Rechtspraak
Feiten
Werknemer is op 9 mei 2022 in dienst getreden bij Breadz B.V. als bakker III op basis van een arbeidsovereenkomst voor bepaalde tijd voor 38 uur per week. De arbeidsovereenkomst is één keer verlengd en is vervolgens op 14 oktober 2024 geëindigd. De cao voor het Bakkersbedrijf (hierna: de cao) is op de arbeidsovereenkomst van toepassing verklaard.
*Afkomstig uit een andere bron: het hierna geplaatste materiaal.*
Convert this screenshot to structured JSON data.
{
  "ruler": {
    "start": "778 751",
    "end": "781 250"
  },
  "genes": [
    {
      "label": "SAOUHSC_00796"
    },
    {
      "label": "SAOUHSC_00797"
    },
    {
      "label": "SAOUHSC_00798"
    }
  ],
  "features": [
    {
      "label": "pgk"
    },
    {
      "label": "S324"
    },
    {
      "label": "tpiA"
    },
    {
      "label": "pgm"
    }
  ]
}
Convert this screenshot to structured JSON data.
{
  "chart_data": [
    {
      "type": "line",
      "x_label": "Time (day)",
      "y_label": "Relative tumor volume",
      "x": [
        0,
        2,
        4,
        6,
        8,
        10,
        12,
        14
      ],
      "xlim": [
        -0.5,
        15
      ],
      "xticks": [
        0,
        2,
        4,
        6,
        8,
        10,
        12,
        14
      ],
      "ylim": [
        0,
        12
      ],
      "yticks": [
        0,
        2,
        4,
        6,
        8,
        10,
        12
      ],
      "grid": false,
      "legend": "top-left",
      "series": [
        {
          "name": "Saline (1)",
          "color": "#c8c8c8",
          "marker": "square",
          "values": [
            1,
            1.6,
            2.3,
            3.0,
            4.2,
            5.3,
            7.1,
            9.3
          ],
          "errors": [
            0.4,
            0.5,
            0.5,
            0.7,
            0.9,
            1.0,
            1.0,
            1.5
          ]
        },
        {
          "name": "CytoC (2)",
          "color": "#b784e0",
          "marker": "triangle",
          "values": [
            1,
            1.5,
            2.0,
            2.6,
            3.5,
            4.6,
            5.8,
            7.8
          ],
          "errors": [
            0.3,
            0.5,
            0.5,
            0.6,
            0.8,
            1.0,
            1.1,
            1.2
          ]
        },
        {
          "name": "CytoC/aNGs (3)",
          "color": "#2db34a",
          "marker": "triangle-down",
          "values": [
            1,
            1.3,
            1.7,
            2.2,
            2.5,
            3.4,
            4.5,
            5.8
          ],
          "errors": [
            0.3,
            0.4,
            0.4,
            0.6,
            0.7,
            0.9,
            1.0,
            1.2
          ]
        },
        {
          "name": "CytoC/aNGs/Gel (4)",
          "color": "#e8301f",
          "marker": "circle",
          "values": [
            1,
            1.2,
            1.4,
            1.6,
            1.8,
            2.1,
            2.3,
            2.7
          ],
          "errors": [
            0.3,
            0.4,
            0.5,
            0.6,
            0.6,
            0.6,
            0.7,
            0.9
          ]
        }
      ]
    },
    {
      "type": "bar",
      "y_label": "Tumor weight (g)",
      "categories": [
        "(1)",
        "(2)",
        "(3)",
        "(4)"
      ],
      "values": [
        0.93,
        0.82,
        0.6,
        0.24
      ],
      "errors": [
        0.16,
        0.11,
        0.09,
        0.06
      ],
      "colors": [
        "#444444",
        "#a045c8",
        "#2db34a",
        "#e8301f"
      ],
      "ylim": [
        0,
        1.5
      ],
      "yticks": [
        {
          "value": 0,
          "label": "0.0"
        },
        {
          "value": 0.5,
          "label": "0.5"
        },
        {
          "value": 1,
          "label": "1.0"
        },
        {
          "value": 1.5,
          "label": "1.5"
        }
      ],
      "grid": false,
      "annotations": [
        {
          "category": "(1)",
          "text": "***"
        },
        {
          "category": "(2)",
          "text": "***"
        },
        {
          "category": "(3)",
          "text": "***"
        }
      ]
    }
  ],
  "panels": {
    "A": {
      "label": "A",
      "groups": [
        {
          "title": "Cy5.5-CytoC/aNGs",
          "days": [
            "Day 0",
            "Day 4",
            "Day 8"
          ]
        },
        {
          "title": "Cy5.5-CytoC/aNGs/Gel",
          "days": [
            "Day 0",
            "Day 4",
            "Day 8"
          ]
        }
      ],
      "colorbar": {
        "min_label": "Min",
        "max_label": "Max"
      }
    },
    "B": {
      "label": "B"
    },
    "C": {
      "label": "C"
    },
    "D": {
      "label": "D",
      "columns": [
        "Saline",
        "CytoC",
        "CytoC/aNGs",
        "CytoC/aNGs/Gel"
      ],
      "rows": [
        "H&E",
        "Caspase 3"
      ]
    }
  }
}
Werknemer stelt dat Breadz geen cao-loonsverhogingen heeft doorgevoerd en dat zij meerdere toeslagen en een cao-uitkering niet heeft betaald. Werknemer vordert in deze procedure daarom dat Breadz achterstallig loon over de jaren 2022 tot en met 2024 en de transitievergoeding betaalt.
Oordeel
De kantonrechter stelt vast dat de loonvordering van werknemer in totaal € 9.887,18 bruto bedraagt en bestaat uit niet doorgevoerde loonsverhogingen, vakantietoeslagen, nachttoeslagen en een eenmalige cao-uitkering. Aangezien Breadz de loonvordering erkent en de hoogte van de gevorderde bedragen niet heeft betwist, wordt de loonvordering toegewezen zoals gevorderd. Dat betekent dat Breadz wordt veroordeeld tot betaling van de loonvordering ter hoogte van € 9.887,18 bruto. Breadz heeft ter zitting verklaard dat zij bereid is de transitievergoeding te betalen, zodat in het midden kan blijven op wiens initiatief de arbeidsovereenkomst is geëindigd. De kantonrechter wijst de gevorderde transitievergoeding van € 2683,48 bruto toe. Uit een betalingsoverzicht van werknemer blijkt dat Breadz ten aanzien van de loonvordering € 4430,36 netto en ten aanzien van de transitievergoeding € 1.585,67 netto aan werknemer heeft betaald. Deze (netto)bedragen moeten in mindering gebracht worden op de toegewezen vorderingen.